そこで、食の安全・安心を都民に提供するため、事業者も自主的に衛生管理を推進するとともに、生産情報などを情報公開していく必要があります。
都では、食品関係施設の営業者の人たちが日々取り組んでいる自主的な衛生管理を積極的に評価する仕組みといたしまして、食品衛生自主管理認証制度を創設していますが、食品衛生自主管理認証制度とはどのようなものなのか、また平成十八年度はどのように進めてきたのか、伺います。
▼福祉保健局長
お話の制度は、食品事業者が製造販売等の施設において自主的に取り組んでいる衛生管理の一層の推進を図る、都独自の制度でございまして、基準を満たした施設を都が指定した第三者機関が認証するものでございます。
平成十八年度末で、豆腐製造業や菓子製造業など二十三業種を対象に、百九十三施設が認証を取得しております。

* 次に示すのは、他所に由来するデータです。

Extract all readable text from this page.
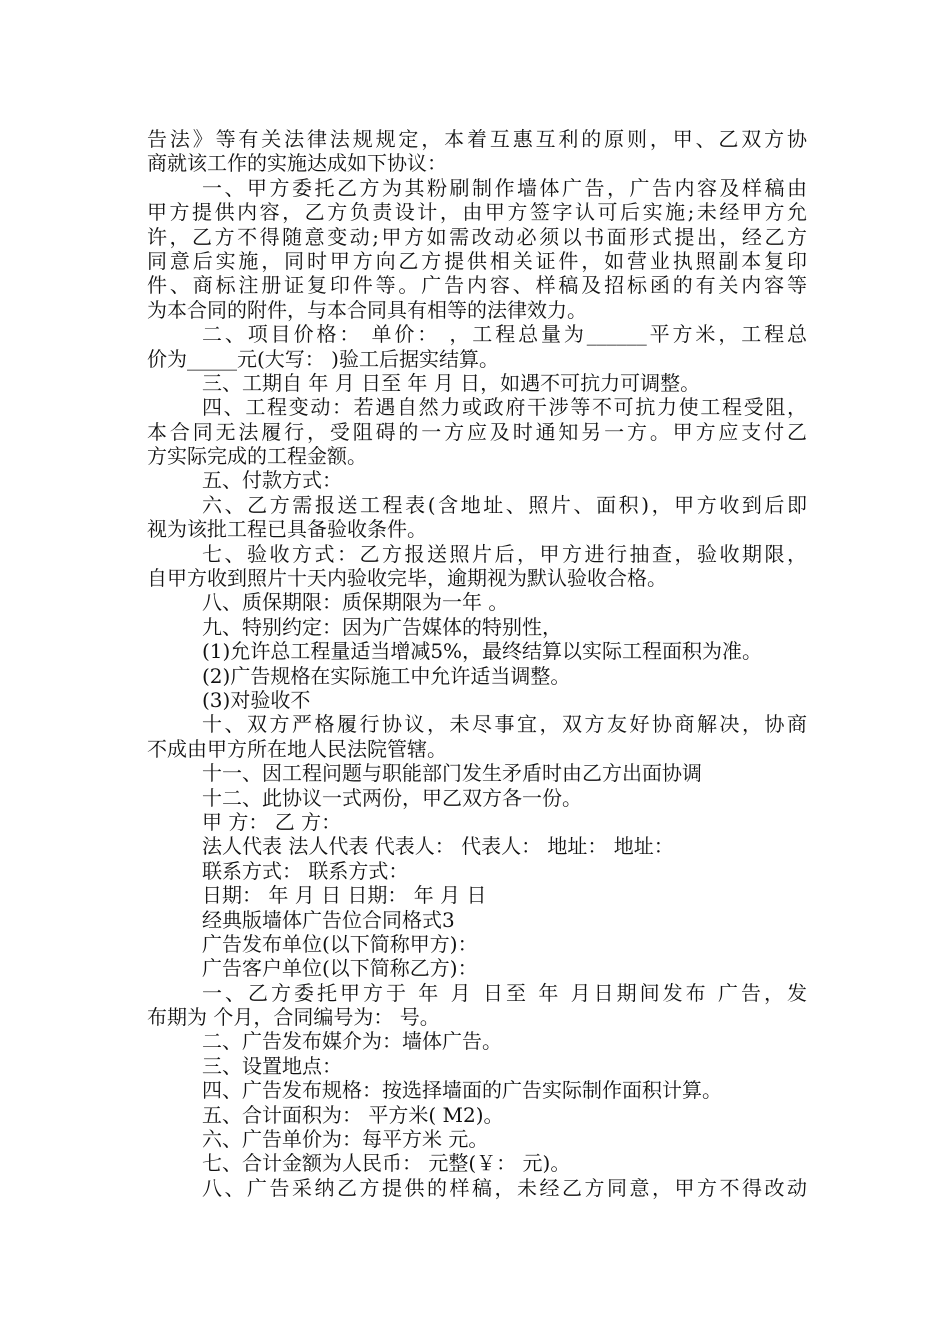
告法》等有关法律法规规定，本着互惠互利的原则，甲、乙双方协
商就该工作的实施达成如下协议：
一、甲方委托乙方为其粉刷制作墙体广告，广告内容及样稿由
甲方提供内容，乙方负责设计，由甲方签字认可后实施;未经甲方允
许，乙方不得随意变动;甲方如需改动必须以书面形式提出，经乙方
同意后实施，同时甲方向乙方提供相关证件，如营业执照副本复印
件、商标注册证复印件等。广告内容、样稿及招标函的有关内容等
为本合同的附件，与本合同具有相等的法律效力。
二、项目价格： 单价： ，工程总量为______平方米，工程总
价为_____元(大写： )验工后据实结算。
三、工期自 年 月 日至 年 月 日，如遇不可抗力可调整。
四、工程变动：若遇自然力或政府干涉等不可抗力使工程受阻，
本合同无法履行，受阻碍的一方应及时通知另一方。甲方应支付乙
方实际完成的工程金额。
五、付款方式：
六、乙方需报送工程表(含地址、照片、面积)，甲方收到后即
视为该批工程已具备验收条件。
七、验收方式：乙方报送照片后，甲方进行抽查，验收期限，
自甲方收到照片十天内验收完毕，逾期视为默认验收合格。
八、质保期限：质保期限为一年 。
九、特别约定：因为广告媒体的特别性，
(1)允许总工程量适当增减5%，最终结算以实际工程面积为准。
(2)广告规格在实际施工中允许适当调整。
(3)对验收不
十、双方严格履行协议，未尽事宜，双方友好协商解决，协商
不成由甲方所在地人民法院管辖。
十一、因工程问题与职能部门发生矛盾时由乙方出面协调
十二、此协议一式两份，甲乙双方各一份。
甲 方： 乙 方：
法人代表 法人代表 代表人： 代表人： 地址： 地址：
联系方式： 联系方式：
日期： 年 月 日 日期： 年 月 日
经典版墙体广告位合同格式3
广告发布单位(以下简称甲方)：
广告客户单位(以下简称乙方)：
一、乙方委托甲方于 年 月 日至 年 月日期间发布 广告，发
布期为 个月，合同编号为： 号。
二、广告发布媒介为：墙体广告。
三、设置地点：
四、广告发布规格：按选择墙面的广告实际制作面积计算。
五、合计面积为： 平方米( M2)。
六、广告单价为：每平方米 元。
七、合计金额为人民币： 元整(￥： 元)。
八、广告采纳乙方提供的样稿，未经乙方同意，甲方不得改动
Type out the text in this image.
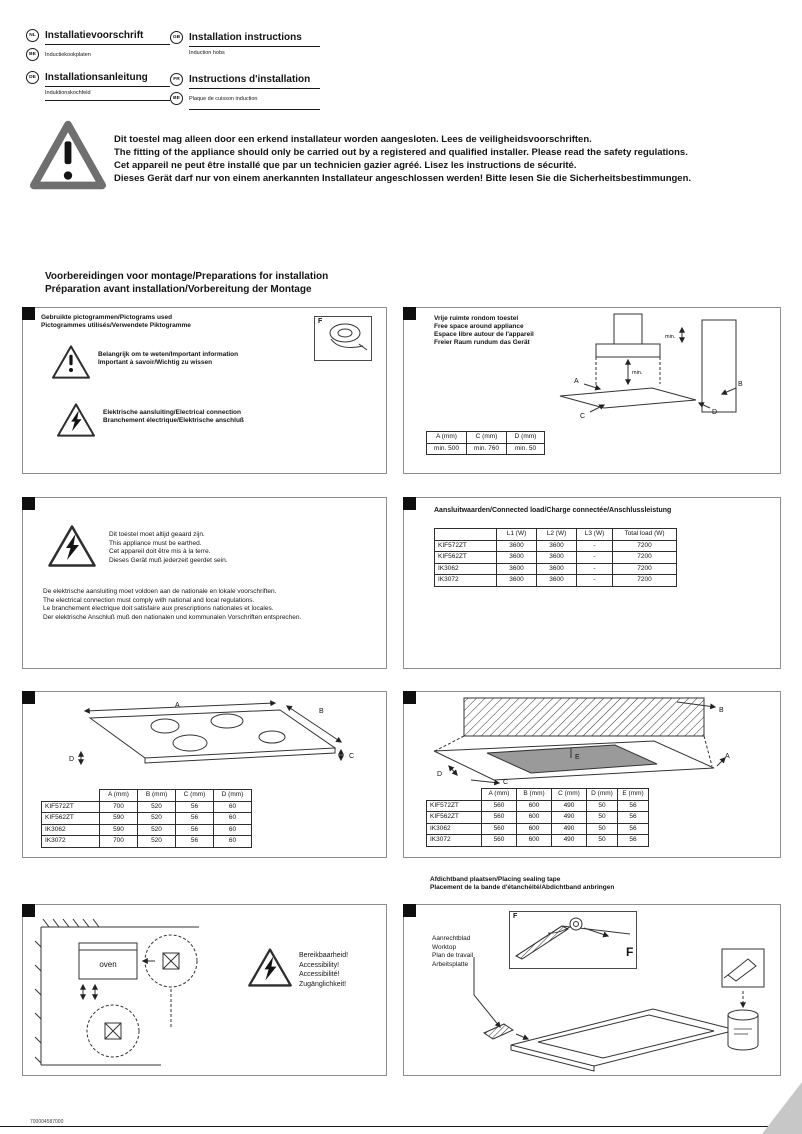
NL Installatievoorschrift
BE	Inductiekookplaten
GB Installation instructions
Induction hobs
DE Installationsanleitung
Induktionskochfeld
FR Instructions d'installation
BE	Plaque de cuisson induction
Dit toestel mag alleen door een erkend installateur worden aangesloten. Lees de veiligheidsvoorschriften.
The fitting of the appliance should only be carried out by a registered and qualified installer. Please read the safety regulations.
Cet appareil ne peut être installé que par un technicien gazier agréé. Lisez les instructions de sécurité.
Dieses Gerät darf nur von einem anerkannten Installateur angeschlossen werden! Bitte lesen Sie die Sicherheitsbestimmungen.
Voorbereidingen voor montage/Preparations for installation
Préparation avant installation/Vorbereitung der Montage
Gebruikte pictogrammen/Pictograms used
Pictogrammes utilisés/Verwendete Piktogramme
F
Belangrijk om te weten/Important information
Important à savoir/Wichtig zu wissen
Elektrische aansluiting/Electrical connection
Branchement électrique/Elektrische anschluß
Vrije ruimte rondom toestel
Free space around appliance
Espace libre autour de l'appareil
Freier Raum rundum das Gerät
min.
min.
A	B
C
D
A (mm)	C (mm)	D (mm)
min. 500	min. 760	min. 50
Dit toestel moet altijd geaard zijn.
This appliance must be earthed.
Cet appareil doit être mis à la terre.
Dieses Gerät muß jederzeit geerdet sein.
De elektrische aansluiting moet voldoen aan de nationale en lokale voorschriften.
The electrical connection must comply with national and local regulations.
Le branchement électrique doit satisfaire aux prescriptions nationales et locales.
Der elektrische Anschluß muß den nationalen und kommunalen Vorschriften entsprechen.
Aansluitwaarden/Connected load/Charge connectée/Anschlussleistung
	L1 (W)	L2 (W)	L3 (W)	Total load (W)
KIF572ZT	3600	3600	-	7200
KIF562ZT	3600	3600	-	7200
IK3062	3600	3600	-	7200
IK3072	3600	3600	-	7200
A
B
C
D
	A (mm)	B (mm)	C (mm)	D (mm)
KIF572ZT	700	520	56	60
KIF562ZT	590	520	56	60
IK3062	590	520	56	60
IK3072	700	520	56	60
B
A
E
C
D
	A (mm)	B (mm)	C (mm)	D (mm)	E (mm)
KIF572ZT	560	600	490	50	56
KIF562ZT	560	600	490	50	56
IK3062	560	600	490	50	56
IK3072	560	600	490	50	56
Afdichtband plaatsen/Placing sealing tape
Placement de la bande d'étanchéité/Abdichtband anbringen
oven
Bereikbaarheid!
Accessibility!
Accessibilité!
Zugänglichkeit!
Aanrechtblad
Worktop
Plan de travail
Arbeitsplatte
F
F
700004587000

これらの施設につきましては、都のホームページ上で、都民に対して施設名を公表するなど周知を図っております。
平成十八年度は、さらに認証取得を支援するための講習会を開催したほか、事業者が認証施設であることを都民にアピールすることができる認証取得シールの制定や、都の中小企業向け制度融資における優遇など、インセンティブの強化を図ったところでございます。
▼西崎委員
日本の食品は六割を輸入に頼っている中で、都民の食卓に上る食品は、日本国内だけではなく、世界各地から送られてきている状況です。ことしになって、有害物質や農薬の入った中国産食品が見つかったということもありました。このことから、中国産への不安感が強まっています。また、国内産の農産物や加工食品について、生産過程でどのような農薬や化学肥料が使われたのか、消費者の関心は高いと思います。そこで、食についての生産履歴の管理徹底を行い、都民に情報提供を行う必要があると思います。

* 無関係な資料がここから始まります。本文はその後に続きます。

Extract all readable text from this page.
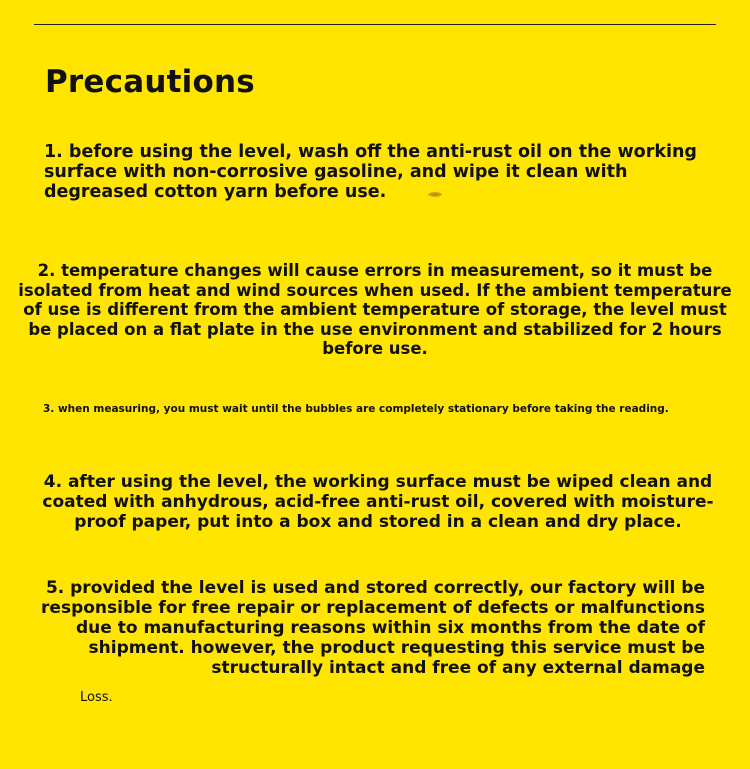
Precautions

1. before using the level, wash off the anti-rust oil on the working surface with non-corrosive gasoline, and wipe it clean with degreased cotton yarn before use.

2. temperature changes will cause errors in measurement, so it must be isolated from heat and wind sources when used. If the ambient temperature of use is different from the ambient temperature of storage, the level must be placed on a flat plate in the use environment and stabilized for 2 hours before use.

3. when measuring, you must wait until the bubbles are completely stationary before taking the reading.

4. after using the level, the working surface must be wiped clean and coated with anhydrous, acid-free anti-rust oil, covered with moisture-proof paper, put into a box and stored in a clean and dry place.

5. provided the level is used and stored correctly, our factory will be responsible for free repair or replacement of defects or malfunctions due to manufacturing reasons within six months from the date of shipment. however, the product requesting this service must be structurally intact and free of any external damage

Loss.
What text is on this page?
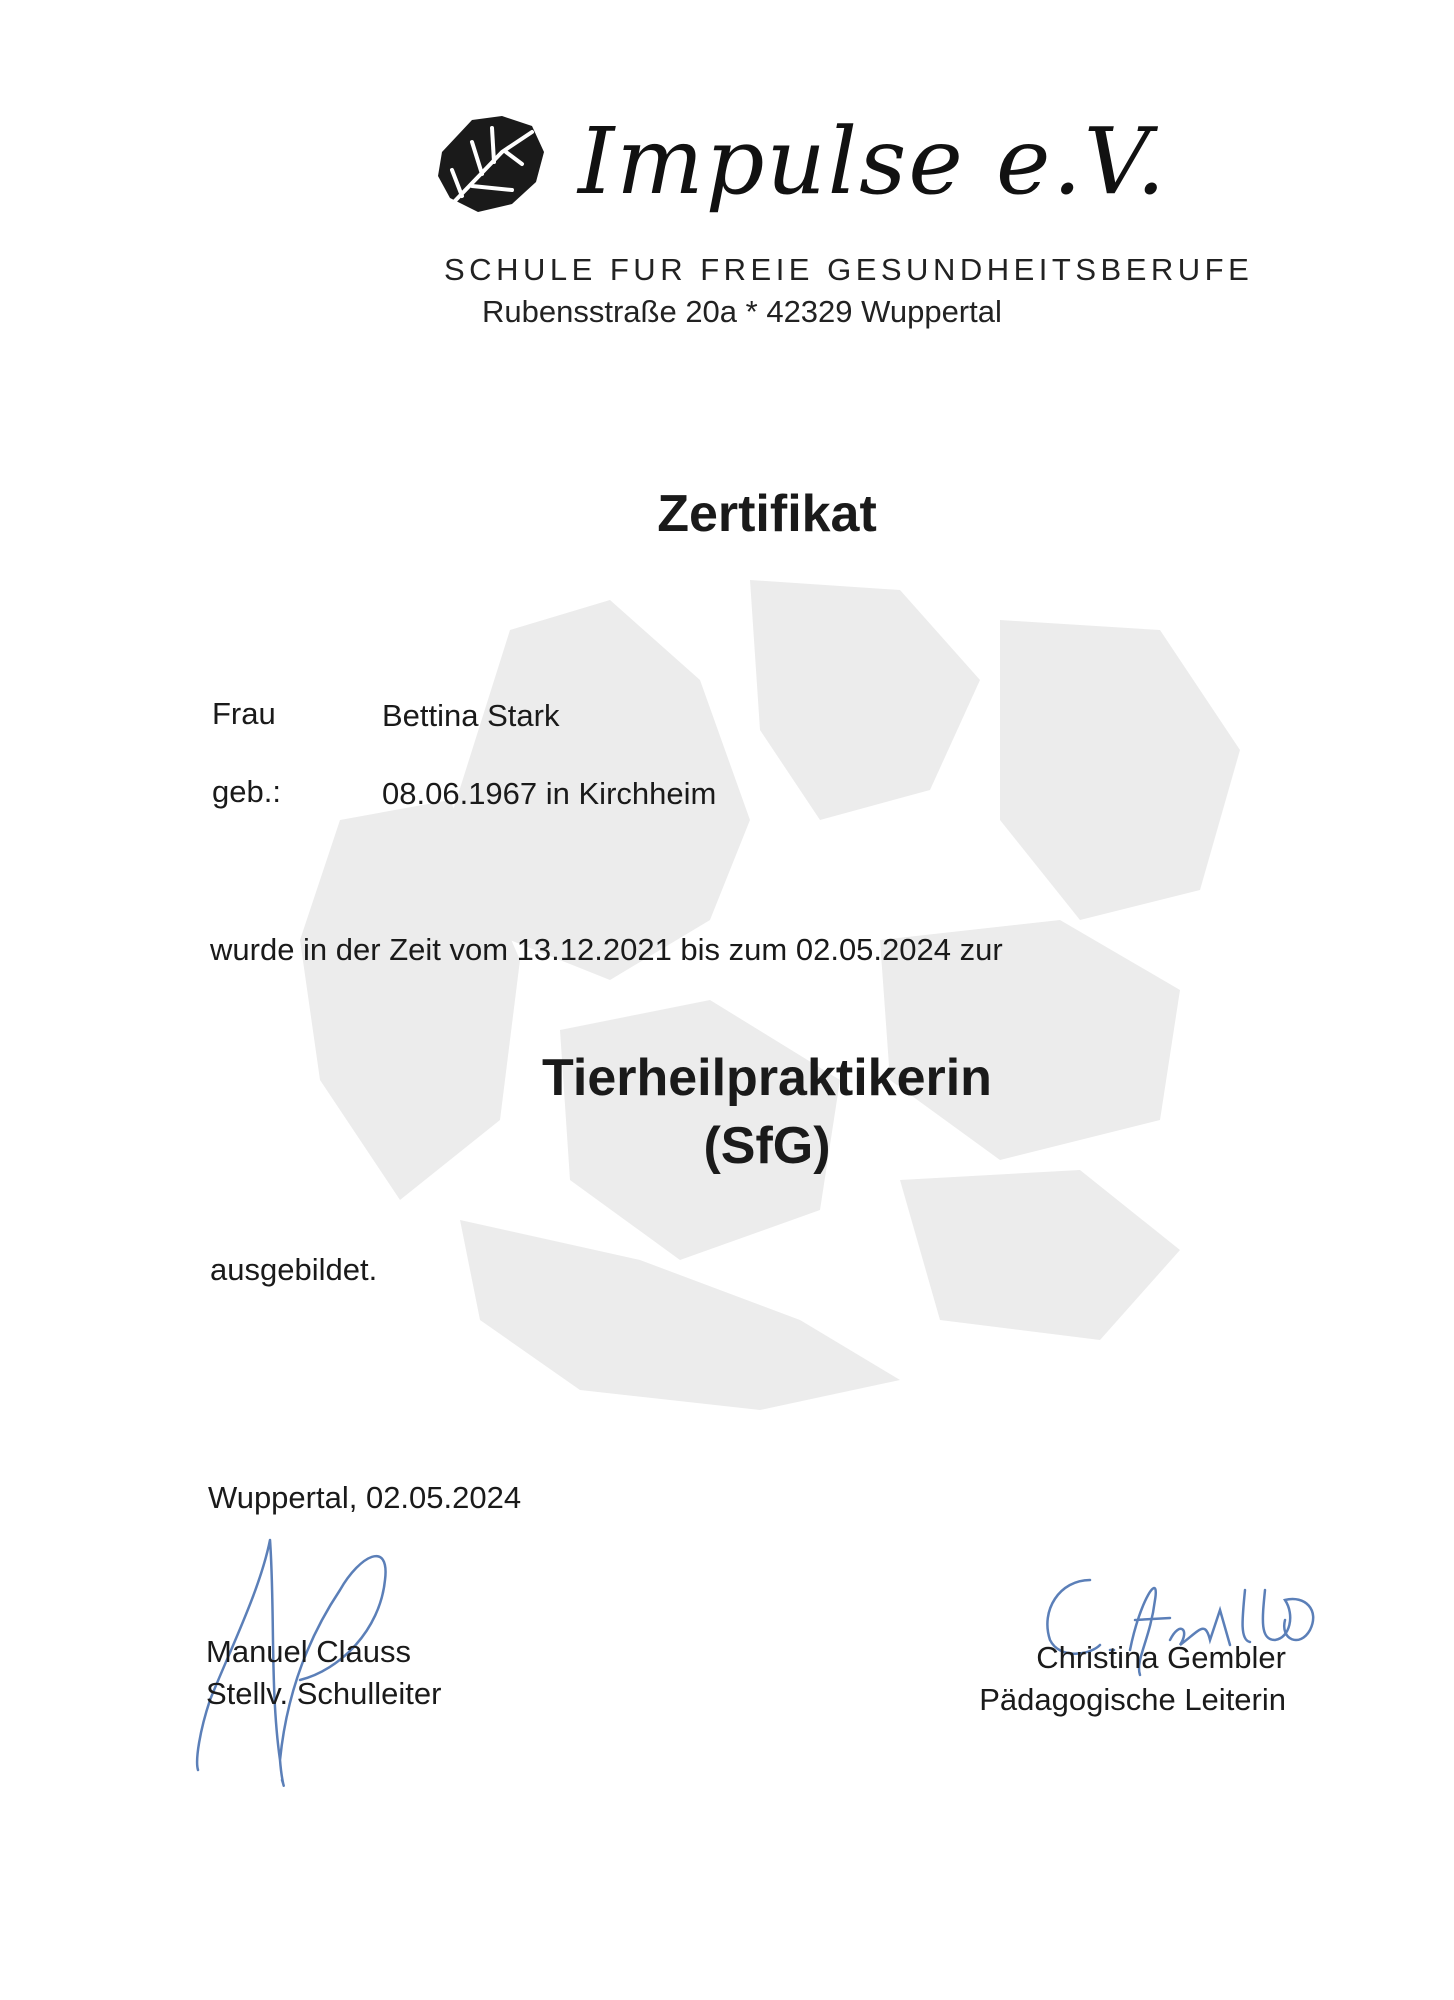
Impulse e.V.
SCHULE FUR FREIE GESUNDHEITSBERUFE
Rubensstraße 20a * 42329 Wuppertal
Zertifikat
Frau	Bettina Stark
geb.:	08.06.1967 in Kirchheim
wurde in der Zeit vom 13.12.2021 bis zum 02.05.2024 zur
Tierheilpraktikerin
(SfG)
ausgebildet.
Wuppertal, 02.05.2024
Manuel Clauss
Stellv. Schulleiter
Christina Gembler
Pädagogische Leiterin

都では、食品の生産、製造、流通業者を対象として、このような生産情報を消費者に提供する生産情報提供食品事業者登録制度に取り組んでいますが、その取り組み状況についてお聞かせください。
▼産業労働局長
平成十六年度から開始をいたしました東京都生産情報提供食品事業者登録制度におきましては、食品の生産情報の提供に取り組む事業者とその食品を登録いたしまして、一般に公開するとともに、生産情報が明らかな食品として、登録マークの使用を認めているところでございます。例えば、農産物の場合、農薬や肥料の種類、量、使用日、種まきや収穫の日などを記録し、生産者がその情報を消費者に提供しております。
平成十八年度には、同様の制度を始めました静岡県との連携を図りまして、情報提供を行う事業者の拡大を進めております。
ちなみに、平成十八年度末現在で、千六百三十六事業者、六百三十四食品が登録されております。
▼西崎委員
今後は、こういった生産情報提供食品事業者登録制度に、もっと登録事業者、登録食品をふやす必要があると思います。今後も、生産情報の提供を拡大させるために働きかけていくことを要望いたします。